Sa voix était tranchante comme l’acier.
— Oui, madame, murmura Sor Benvenguda.
— Apportez de la lumière et tout ce dont ils pourraient avoir besoin.
— De la lumière ? Mais il ne peut…
— C’est vrai, ma sœur, mais pour elle, oui.
Des pas s’éloignèrent rapidement dans le couloir.
— Comment te nommes-tu, ma fille ?
— Raquel, madame.
Isaac entendit sa robe de futaine caresser le sol de pierre quand elle fit la révérence.
— Vous et votre père, vous avez notre gratitude et nos prières pour vos efforts, quelle que soit l’issue. Il vous sera peut-être utile de savoir que dame Isabel a dix-sept ans et que, depuis cinq ans qu’elle vit au couvent, le ciel l’a gratifiée d’une excellente santé – jusqu’à cette maladie. Si quelque chose vous manque, demandez-le-moi. Sor Agnete restera auprès de vous pour s’assurer que je reçois promptement vos messages.
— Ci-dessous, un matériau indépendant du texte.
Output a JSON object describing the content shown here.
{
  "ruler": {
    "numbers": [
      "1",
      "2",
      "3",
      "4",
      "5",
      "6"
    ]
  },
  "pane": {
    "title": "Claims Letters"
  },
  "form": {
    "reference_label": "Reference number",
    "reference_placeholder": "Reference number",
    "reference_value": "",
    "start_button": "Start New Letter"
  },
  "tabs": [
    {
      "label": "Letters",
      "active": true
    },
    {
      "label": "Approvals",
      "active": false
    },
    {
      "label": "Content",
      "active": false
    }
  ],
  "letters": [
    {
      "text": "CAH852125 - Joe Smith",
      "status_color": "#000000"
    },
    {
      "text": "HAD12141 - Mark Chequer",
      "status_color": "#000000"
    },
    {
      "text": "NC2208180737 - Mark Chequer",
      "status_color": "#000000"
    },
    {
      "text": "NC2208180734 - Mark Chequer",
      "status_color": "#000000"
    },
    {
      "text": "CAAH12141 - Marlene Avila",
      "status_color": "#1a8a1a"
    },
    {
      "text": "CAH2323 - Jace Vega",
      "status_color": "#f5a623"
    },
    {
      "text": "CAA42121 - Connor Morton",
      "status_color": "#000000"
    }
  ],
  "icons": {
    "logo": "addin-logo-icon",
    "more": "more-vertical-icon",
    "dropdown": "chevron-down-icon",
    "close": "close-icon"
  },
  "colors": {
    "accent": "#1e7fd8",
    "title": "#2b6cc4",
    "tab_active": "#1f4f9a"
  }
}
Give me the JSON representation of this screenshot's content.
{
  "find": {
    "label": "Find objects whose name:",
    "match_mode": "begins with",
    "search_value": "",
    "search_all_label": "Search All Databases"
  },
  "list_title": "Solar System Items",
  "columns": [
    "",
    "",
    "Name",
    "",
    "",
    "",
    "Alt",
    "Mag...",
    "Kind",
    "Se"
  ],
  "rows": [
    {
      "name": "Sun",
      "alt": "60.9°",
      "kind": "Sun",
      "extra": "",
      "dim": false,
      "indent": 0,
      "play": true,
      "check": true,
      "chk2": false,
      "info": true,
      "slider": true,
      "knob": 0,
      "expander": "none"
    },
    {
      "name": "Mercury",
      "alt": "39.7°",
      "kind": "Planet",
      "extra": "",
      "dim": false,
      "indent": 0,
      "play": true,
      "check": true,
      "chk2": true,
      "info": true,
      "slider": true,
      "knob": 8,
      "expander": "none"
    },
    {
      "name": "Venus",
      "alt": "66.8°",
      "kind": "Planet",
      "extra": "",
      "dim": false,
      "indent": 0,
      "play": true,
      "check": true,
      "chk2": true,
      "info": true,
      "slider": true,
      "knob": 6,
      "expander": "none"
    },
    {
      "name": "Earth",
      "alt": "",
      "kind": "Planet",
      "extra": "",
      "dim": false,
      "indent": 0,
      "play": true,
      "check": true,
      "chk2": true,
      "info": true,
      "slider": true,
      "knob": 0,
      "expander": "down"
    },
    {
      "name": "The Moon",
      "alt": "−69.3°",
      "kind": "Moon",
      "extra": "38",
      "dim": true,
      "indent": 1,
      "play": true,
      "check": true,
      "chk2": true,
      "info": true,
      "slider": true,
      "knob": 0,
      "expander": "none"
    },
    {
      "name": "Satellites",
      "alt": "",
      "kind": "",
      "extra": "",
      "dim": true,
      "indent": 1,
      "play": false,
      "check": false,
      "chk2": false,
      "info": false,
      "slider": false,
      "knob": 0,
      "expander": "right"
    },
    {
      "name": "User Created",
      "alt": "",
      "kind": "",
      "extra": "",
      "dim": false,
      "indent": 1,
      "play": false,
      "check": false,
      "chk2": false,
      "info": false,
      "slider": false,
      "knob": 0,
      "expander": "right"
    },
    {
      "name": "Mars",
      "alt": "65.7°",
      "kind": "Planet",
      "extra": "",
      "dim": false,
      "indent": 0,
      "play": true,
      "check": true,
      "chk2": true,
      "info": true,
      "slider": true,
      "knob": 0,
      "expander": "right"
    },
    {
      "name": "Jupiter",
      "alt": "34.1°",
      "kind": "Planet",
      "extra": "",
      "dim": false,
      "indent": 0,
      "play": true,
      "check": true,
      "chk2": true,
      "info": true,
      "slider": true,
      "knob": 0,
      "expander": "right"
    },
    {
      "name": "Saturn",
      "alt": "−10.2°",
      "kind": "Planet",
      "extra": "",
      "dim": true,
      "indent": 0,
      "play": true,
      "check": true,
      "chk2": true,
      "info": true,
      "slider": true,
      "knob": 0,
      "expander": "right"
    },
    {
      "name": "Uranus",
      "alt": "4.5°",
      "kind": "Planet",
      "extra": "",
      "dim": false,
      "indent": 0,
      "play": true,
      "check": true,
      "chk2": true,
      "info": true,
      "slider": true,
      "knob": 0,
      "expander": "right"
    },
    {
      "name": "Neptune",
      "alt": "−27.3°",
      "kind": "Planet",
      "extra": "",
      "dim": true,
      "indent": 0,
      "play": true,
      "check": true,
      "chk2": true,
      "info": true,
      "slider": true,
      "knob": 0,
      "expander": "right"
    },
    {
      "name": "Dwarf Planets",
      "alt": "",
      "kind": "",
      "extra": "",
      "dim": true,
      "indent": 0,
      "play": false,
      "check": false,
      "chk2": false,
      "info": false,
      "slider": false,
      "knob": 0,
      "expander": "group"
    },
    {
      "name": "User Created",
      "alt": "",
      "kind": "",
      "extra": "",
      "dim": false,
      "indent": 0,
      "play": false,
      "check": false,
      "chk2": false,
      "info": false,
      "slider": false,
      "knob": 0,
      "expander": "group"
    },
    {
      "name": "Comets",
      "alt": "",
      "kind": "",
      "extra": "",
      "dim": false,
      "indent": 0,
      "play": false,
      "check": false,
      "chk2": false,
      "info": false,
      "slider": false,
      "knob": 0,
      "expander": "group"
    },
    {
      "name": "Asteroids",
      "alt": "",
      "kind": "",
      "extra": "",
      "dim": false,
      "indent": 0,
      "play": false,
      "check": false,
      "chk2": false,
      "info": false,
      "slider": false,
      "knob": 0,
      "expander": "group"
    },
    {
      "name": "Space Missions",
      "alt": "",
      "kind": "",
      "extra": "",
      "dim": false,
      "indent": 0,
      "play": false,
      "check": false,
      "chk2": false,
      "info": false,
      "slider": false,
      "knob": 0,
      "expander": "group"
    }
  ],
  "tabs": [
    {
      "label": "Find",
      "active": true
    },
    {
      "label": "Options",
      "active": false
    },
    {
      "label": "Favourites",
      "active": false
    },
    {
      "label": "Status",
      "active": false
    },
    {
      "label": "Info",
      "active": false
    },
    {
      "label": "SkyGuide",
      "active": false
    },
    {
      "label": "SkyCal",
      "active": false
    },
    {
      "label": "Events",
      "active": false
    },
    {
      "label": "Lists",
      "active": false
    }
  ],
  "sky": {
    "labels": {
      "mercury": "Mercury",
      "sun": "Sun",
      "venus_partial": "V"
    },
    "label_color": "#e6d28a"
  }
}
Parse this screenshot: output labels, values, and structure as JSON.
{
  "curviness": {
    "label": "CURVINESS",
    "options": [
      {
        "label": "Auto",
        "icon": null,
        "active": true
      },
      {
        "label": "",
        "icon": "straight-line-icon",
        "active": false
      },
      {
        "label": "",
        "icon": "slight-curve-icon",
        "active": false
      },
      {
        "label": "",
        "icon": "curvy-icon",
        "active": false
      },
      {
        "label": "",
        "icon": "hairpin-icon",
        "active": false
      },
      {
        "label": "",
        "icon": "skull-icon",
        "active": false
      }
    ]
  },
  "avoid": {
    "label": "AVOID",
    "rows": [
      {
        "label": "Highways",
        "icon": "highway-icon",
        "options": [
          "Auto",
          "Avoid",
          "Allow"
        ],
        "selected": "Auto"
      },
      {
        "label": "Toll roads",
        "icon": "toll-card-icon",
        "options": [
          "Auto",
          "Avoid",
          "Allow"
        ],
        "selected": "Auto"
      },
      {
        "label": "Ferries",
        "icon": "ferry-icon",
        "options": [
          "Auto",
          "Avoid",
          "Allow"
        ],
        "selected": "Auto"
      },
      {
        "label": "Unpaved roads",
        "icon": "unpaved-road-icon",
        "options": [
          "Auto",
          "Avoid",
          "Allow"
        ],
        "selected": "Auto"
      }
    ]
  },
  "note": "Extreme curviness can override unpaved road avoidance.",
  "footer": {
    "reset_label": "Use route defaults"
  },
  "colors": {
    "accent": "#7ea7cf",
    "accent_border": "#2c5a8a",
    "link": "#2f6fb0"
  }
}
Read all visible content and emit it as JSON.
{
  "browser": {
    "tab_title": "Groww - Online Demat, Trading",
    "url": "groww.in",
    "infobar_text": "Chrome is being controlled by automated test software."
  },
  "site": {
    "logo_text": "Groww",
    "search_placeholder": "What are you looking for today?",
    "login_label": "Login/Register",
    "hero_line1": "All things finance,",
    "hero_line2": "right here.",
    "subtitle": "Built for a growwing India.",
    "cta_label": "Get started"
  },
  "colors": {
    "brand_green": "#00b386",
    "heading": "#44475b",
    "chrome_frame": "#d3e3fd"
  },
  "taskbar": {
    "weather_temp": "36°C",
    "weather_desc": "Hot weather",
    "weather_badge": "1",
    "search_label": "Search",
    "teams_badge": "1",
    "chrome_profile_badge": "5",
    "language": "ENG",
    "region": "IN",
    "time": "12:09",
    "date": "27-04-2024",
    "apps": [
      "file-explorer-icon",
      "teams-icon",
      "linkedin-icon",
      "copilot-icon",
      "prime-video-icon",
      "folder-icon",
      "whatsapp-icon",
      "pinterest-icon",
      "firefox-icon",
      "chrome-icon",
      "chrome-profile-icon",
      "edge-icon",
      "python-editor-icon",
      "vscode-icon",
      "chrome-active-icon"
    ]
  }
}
Raquel pénétra dans l’infirmerie avec son père et le conduisit vers le lit étroit, au milieu de la pièce, où gisait la malade. Sur le mur de droite, une grande cheminée s’ornait de crochets et de plaques. En dépit de la chaleur de la nuit, un feu brûlait dans l’âtre ; dans un brasero, des braises luisaient non loin de là. Une très vieille religieuse était assise sur un tabouret, entre le feu et le brasero, et tournait dans un pot de cuivre une substance rappelant la bouillie. De temps à autre, elle plongeait la main dans un panier posé à terre à côté d’elle, arrachait une poignée d’herbes et les jetait dans le brasero. Leur douceur cherchait à masquer l’odeur d’infection qui régnait dans la pièce. Une sœur converse aux bras forts et à l’expression pugnace attendait entre les deux fenêtres étroites de cette pièce : elle semblait un peu déplacée, comme si on lui avait demandé de venir laver le corps et qu’elle fût arrivée bien trop tôt. La large pièce était chichement éclairée par une bougie et par le feu dansant dans la cheminée. Deux jeunes religieuses, pâles de fatigue et trempées de sueur, se tenaient près de la lumière en compagnie de la sœur infirmière tandis que Sor Agnete, avec son air redoutable, les observait depuis la porte.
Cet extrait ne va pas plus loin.